体に白い線が入るため「スカンクシュリンプ」とも呼ばれており、水族館で飼育されるほか家庭のマリンアクアリウムでも普通に見られるエビで、水槽内でもよく働いてくれます。
同じような習性を持つ生物にホンソメワケベラというベラ科の海水魚がいますが、ホンソメワケベラは残念ながら飼育は簡単といえず、共生関係を水槽内で見てみたい! という方はこのアカシマシラヒゲエビとほかの魚との飼育がおすすめです。
ただし、肉食性の強い魚には食べられてしまうこともあります。
このほかにもほかの魚の体表の寄生虫を食するエビにはシロボシアカモエビやサラサエビの仲間、カクレエビの仲間もいますが、多くが日和見的なクリーナーです。
先述のオトヒメエビもクリーナーではありますが、この種もいつもクリーニングするというわけではなく、底生の動物や小魚などを食べてしまうことがあり注意が必要です。
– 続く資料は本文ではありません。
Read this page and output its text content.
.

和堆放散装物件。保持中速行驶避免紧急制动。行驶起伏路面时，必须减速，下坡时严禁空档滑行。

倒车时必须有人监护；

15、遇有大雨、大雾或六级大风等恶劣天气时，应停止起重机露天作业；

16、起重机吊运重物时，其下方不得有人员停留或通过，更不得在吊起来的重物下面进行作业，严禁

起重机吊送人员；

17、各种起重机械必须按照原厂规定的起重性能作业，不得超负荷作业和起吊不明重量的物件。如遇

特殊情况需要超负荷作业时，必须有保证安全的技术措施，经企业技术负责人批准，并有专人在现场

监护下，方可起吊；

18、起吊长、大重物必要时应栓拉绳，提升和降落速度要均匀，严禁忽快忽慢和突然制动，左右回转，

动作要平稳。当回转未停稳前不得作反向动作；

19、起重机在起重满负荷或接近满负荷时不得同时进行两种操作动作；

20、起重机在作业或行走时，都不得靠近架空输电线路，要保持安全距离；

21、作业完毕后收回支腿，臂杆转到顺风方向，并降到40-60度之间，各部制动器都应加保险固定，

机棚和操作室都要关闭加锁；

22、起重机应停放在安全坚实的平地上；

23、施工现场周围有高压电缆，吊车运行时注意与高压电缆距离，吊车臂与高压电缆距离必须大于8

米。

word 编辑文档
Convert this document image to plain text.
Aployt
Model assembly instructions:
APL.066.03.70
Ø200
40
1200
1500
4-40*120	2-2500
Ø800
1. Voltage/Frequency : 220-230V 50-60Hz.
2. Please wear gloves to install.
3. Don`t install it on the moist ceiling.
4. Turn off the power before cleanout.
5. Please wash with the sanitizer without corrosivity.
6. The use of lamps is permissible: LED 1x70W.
また大型魚との飼育では逆に大型魚に捕食されることもあり、いずれにせよほかの魚との飼育はおすすめできないエビといえそうです。
共生ハゼとテッポウエビの関係
テッポウエビの仲間の中にはハゼと共生するものが知られています。ハゼ科のうち俗に「共生ハゼ」と呼ばれるダテハゼ属、イトヒキハゼ属、ネジリンボウ属などに含まれるハゼと、テッポウエビ科のうちコトブキテッポウエビ、ニシキテッポウエビ、コシジロテッポウエビなどの種のエビとの共生です。
テッポウエビは巣穴を堀り、ハゼにすみかを提供しますが、眼が弱いとされハゼに巣穴の入り口を見張ってもらうのです。
ハゼとテッポウエビを飼育し、共生を観察するのには難しい飼育設備は不要です。海水魚飼育の基本的な知識があれば容易に共生を水槽内で見ることができるでしょう。ただしハゼは水槽から飛び出してしまうこともあるので水槽にフタは必須ですし、テッポウエビはサンゴ水槽ではレイアウトを崩してしまうこともあります。
またハゼとテッポウエビの相性が悪いと共生せず、最悪の場合テッポウエビがハゼに食べられてしまうことがあります。
エビと魚を水槽に入れるということは種類によってはリスクがありますが、魚と共生するものについては水槽内で共生を観察することができるというメリットがあります。一度飼育した生き物を放流することは必ず避け、相性に注意しながらエビと魚の飼育を楽しみましょう。